Mais cesse de te plaindre. Les jougs que tu subis, c’est toi-même qui te les imposes. Les crimes dont tu souffres, c’est toi qui les commets. C’est toi le maître, c’est toi le criminel, et, ironie, c’est toi l’esclave, c’est toi la victime.

Nous autres, las de l’oppression des maîtres que tu nous donnes, las de supporter leur arrogance, las de supporter ta passivité, nous venons t’appeler à la réflexion, à l’action [sic].

Allons, un bon mouvement : quitte l’habit étroit de la législation, lave ton corps rudement, afin que crèvent les parasites et la vermine qui te dévorent. Alors seulement tu pourras vivre pleinement.

* * * * * * *


À l’homme qui veut voter
Les abstentionnistes / L’Anarchie, 1906 (Causeries populaires)

À nouveau, l’heure de choisir les bergers a sonné.
Elle retentit gravement au beffroi de toutes les politiques,
afin que tu ne l’oublies pas :
Tous aux urnes, pas d’abstentions,
voici le refrain final des sonneries diverses.

- Ne pas voter, c’est un pêché, dit le catholique.
- Ne pas voter, c’est être un mauvais citoyen, dit le républicain.
- Ne pas voter, c’est trahir ses frères, dit le socialiste.


Qu’est-ce donc que voter ?
C’est choisir soi-même le maître
qui vous donnera le fouet,
qui vous volera.


L’ouvrier forge les chaînes qui l’attachent, bâtit les prisons qui l’enferment, fabrique les fusils qui le tuent. Il pétrit la brioche qu’il ne mangera pas, il tisse les vêtements qu’il ne portera pas… Mais cela ne lui semble pas suffisant. Il veut paraitre le maitre, le peuple souverain, et il choisit lui-même ceux qui lui tondront la laine sur le dos. Il est le bétail, le troupeau qui nomme ses bergers.

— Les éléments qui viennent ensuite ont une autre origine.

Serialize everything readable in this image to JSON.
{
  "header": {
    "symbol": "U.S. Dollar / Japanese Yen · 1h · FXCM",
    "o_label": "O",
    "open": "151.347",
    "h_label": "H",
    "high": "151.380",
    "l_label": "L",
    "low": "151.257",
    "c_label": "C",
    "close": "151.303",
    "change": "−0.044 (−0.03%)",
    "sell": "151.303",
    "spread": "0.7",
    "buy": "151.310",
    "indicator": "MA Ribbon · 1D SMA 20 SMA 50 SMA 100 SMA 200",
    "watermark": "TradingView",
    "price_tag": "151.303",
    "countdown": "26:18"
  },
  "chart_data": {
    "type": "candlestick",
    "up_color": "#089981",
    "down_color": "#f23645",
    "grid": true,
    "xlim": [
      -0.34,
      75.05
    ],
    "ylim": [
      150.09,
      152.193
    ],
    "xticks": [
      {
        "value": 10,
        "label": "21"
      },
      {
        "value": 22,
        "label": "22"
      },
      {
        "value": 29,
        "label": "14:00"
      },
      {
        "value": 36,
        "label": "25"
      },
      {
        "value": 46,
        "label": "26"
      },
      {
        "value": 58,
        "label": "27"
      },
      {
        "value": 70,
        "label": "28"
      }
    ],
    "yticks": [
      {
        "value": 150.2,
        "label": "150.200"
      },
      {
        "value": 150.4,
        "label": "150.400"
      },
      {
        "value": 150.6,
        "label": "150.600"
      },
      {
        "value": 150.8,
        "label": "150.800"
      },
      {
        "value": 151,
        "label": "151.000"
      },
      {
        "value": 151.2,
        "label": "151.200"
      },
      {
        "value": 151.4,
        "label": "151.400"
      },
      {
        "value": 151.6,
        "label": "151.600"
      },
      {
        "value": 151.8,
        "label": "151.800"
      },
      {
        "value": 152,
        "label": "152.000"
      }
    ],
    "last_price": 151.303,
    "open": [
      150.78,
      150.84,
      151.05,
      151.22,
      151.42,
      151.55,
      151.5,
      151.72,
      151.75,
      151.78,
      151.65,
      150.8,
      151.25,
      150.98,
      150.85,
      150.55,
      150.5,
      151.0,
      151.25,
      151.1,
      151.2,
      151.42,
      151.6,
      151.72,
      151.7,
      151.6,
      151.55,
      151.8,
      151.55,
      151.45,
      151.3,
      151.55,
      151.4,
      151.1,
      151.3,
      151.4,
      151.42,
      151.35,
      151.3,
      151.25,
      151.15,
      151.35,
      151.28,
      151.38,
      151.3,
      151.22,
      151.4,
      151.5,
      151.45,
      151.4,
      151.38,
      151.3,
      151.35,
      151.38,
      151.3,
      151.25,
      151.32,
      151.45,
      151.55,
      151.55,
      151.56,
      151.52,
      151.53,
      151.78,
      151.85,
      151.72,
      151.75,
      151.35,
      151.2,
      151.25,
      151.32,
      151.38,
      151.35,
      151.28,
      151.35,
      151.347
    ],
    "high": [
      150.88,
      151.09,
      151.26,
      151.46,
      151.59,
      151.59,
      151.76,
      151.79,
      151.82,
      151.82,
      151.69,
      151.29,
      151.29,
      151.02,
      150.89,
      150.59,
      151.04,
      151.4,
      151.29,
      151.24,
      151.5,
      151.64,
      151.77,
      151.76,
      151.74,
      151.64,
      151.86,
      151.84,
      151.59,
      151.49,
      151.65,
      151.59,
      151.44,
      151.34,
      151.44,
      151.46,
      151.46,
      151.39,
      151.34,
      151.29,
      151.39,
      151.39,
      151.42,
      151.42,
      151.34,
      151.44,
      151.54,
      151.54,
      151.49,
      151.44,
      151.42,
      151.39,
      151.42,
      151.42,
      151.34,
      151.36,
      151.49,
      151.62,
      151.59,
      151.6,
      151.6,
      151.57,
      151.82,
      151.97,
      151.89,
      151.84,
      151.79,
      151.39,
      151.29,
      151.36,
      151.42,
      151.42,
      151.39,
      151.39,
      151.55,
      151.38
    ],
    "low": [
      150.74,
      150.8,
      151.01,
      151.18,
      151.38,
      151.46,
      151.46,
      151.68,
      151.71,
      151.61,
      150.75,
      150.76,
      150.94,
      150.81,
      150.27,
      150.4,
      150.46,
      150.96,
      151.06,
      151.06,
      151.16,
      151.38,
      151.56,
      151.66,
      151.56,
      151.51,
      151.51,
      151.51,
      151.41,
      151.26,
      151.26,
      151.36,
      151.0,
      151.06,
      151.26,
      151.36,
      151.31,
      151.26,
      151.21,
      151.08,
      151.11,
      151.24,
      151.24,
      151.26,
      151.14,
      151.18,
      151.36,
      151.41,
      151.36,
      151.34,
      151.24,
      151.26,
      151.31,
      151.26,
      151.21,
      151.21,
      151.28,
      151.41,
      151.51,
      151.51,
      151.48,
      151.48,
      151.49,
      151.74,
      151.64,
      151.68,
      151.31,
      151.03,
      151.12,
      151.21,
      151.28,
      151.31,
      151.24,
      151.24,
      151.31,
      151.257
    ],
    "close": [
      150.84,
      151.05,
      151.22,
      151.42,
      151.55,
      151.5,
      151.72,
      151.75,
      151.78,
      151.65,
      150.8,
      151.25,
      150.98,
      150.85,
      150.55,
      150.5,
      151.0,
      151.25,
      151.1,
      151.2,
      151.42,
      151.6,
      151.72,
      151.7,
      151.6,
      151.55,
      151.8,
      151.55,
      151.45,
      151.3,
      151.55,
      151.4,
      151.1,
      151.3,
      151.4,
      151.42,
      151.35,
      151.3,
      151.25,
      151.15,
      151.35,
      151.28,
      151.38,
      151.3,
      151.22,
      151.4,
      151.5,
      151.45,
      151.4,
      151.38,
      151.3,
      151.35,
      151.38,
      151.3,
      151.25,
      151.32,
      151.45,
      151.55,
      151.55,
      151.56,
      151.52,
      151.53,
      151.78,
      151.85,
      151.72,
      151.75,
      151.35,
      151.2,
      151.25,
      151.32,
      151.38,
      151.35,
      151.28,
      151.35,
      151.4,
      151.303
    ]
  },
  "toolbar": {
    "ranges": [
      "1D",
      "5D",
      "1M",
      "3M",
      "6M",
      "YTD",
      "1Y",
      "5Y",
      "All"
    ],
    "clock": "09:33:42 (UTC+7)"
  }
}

Il croit qu’il est impossible de ne pas être dirigé, aussi veut-il se payer le chic de choisir les bergers qui frapperont son échine et les chiens qui mordront ses mollets.

Homme qui veux voter, réfléchis.

Réfléchis bien.

Les riches ne sont puissants
que par leurs bergers et leurs chiens,
et la force du berger et du chien
ne vient que de ton acceptation,
de ton obéissance, de ton vote.


Ne va plus jeter ton bulletin dans l’urne. Reste chez toi ou va te balader. Tu verras alors la tête des maîtres et des candidats. Moque-toi du vote. Ta force n’est pas dans un carré de papier. Elle est dans ton cerveau, dans tes bras, dans ta volonté, lorsque tu sauras les employer à faire tes affaires et non celle des autres.

Si tu votes, tant pis pour toi.
Tu deviens notre adversaire, car
Notre ennemi c’est notre maître,
Or, l’électeur nomme le maître
Donc l’électeur, voilà l’ennemi.


Albert, dit Albert Libertad, est né le 24 novembre 1875 à Bordeaux et mort le 12 novembre 1908 à Paris.
En 1906, Libertad multipliait les conférences anarchistes et menait une campagne contre les élections législatives.
Il accusait la population d’être complice du pouvoir en lui permettant d’y accéder.